You can think of this as a higher-dimensional analogue of contour integration. In fact, all analytic functions on the complex plane satisfy Laplace's equation, which is why contour integration works.

Just to clarify, by harmonic you mean: (d\delta+\delta d)F=0 where d is the exterior derivative and delta is the co-dfifferential?

Is this true? It seems since dF=0 by definition, then we need to show: d\delta F=-d(*d*F)=4\pi(d**J)=0

Is it true that dJ=0? I can't think of a reason for this...

EDIT: Wait, is that just conservation of charge?
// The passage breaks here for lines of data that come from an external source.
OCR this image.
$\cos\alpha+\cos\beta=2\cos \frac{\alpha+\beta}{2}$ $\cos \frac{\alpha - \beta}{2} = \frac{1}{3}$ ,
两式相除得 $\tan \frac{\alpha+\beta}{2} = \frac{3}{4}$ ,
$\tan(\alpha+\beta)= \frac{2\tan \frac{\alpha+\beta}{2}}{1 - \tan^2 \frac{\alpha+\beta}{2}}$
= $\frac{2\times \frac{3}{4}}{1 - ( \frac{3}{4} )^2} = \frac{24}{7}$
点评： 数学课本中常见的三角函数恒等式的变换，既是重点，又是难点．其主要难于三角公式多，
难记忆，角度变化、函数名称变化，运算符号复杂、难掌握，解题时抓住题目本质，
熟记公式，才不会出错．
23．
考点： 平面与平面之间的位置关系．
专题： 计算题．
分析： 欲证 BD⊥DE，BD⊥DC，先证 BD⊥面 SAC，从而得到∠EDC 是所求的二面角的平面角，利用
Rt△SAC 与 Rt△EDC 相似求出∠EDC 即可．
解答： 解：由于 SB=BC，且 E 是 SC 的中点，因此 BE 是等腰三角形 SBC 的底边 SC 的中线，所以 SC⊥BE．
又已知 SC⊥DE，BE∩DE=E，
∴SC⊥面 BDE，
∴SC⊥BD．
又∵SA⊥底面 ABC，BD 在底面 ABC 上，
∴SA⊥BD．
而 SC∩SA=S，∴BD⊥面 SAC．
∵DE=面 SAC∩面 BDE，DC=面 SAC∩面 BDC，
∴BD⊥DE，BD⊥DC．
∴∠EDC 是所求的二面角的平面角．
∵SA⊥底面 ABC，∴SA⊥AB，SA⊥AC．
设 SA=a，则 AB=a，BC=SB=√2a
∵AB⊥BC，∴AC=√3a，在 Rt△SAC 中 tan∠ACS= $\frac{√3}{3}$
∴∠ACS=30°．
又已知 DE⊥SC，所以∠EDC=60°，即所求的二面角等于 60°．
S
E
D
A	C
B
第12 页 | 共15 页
It certainly isn't the usual way of expressing it...and I can't seem think think clearly enough at this late hour to figure this out...lol...

 

[Ben Niehoff]

I said source-free Maxwell equations, which are

dF = d * F = 0

 

[Matterwave]

But the source free Maxwell equations can't have a charge inside your surface...? So how does that apply to Gauss's law in what we are talking about here? I guess I don't quite get your argument then.

 

[Ben Niehoff]

The source-free Maxwell equations apply to everywhere where the charge isn't. That is, ALL of space except for the one point where the charge is.
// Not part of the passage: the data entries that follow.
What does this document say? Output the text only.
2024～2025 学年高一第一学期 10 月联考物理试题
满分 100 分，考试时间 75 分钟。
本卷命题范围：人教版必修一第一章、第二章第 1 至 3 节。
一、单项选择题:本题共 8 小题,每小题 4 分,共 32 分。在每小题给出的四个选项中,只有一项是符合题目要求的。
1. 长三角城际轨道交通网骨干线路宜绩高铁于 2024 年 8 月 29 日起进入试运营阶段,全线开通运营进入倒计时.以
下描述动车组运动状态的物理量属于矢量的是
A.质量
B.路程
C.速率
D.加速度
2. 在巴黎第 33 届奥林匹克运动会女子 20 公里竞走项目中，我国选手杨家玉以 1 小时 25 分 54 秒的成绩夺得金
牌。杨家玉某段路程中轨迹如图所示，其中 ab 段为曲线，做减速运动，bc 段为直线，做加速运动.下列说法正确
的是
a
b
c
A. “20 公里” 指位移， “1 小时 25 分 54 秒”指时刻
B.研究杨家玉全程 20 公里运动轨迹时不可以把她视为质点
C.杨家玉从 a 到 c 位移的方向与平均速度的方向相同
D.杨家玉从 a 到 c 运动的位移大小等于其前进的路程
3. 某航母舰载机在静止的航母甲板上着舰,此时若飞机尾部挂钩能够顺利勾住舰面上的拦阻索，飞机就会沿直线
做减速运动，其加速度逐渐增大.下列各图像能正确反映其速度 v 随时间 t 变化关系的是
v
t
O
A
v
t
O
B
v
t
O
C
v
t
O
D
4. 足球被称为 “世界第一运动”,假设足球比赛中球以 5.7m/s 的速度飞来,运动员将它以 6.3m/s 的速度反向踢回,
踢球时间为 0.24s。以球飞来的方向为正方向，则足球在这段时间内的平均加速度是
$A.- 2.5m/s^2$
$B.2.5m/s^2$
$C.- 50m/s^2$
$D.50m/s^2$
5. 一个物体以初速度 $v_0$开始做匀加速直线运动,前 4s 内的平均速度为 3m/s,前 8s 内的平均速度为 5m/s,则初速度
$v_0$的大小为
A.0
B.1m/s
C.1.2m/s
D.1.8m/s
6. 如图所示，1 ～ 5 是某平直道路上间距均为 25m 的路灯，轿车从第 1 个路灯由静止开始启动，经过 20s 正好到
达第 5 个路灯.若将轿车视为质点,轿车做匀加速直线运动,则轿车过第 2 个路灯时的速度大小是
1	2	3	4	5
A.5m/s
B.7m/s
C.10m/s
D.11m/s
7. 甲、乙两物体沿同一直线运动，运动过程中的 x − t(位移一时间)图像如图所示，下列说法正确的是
Or in other words, it so happens that J=0 except at one point.

 

[Matterwave]

Certainly one would like Gauss's law to hold even if you are inside a continuous charge distribution though. How does that work then in that case?

 

[Ben Niehoff]

Right. So, with sources, we have

d * F = * J
So now, merely integrate this over some 3-volume V:

\begin{align*} \int_V d * F &= \int_V * J \\ \int_{\partial V} * F &= \int_V * J \end{align*}
which is Gauss' Law.

The reason I focused on the source-free equations, is because it is only when J = 0 that the result of integration doesn't care about the choice of surface. Obviously, if J \neq 0, then different surfaces might contain different amounts of charge, hence giving different results. Gauss' Law still holds, though.

 

[Matterwave]

I guess my question, what does F being harmonic have to do with field lines? It seems to me that Stokes theorem is sufficient in both (empty space and continuous charge) cases to justify the use of field lines.

 

[ARAVIND113122]

i completely agree with kmarinas86. the field SHOULD continue to change for 1 year[approx].so far,none of the members have posted a convincing reason why it shouldn't.after all,information does take time to travel,and nothing happens instantaneously.once the charge is taken out of the sphere,the 'data' from the other side of the sphere would take time[almost 1 year] to reach the side that was initially closer to the charge

 

[Ben Niehoff]

I guess my question, what does F being harmonic have to do with field lines? It seems to me that Stokes theorem is sufficient in both (empty space and continuous charge) cases to justify the use of field lines.

You're right. Harmonic forms are special for other reasons that don't necessarily apply here.

 

[Dale]

i completely agree with kmarinas86. the field SHOULD continue to change for 1 year[approx].so far,none of the members have posted a convincing reason why it shouldn't.after all,information does take time to travel,and nothing happens instantaneously.once the charge is taken out of the sphere,the 'data' from the other side of the sphere would take time[almost 1 year] to reach the side that was initially closer to the charge

The Lienard Wiechert potential is the convincing reason. The LW potential depends only on the motion of the charge at the retarded time. So the field at the near side updates with ~1 ns delay and the field at the far side updates with ~1 year delay. The field does not change outside of the times as indicated above.

If you are not willing to accept standard solutions like the LW potential, then there is little that can or should be done to convince you.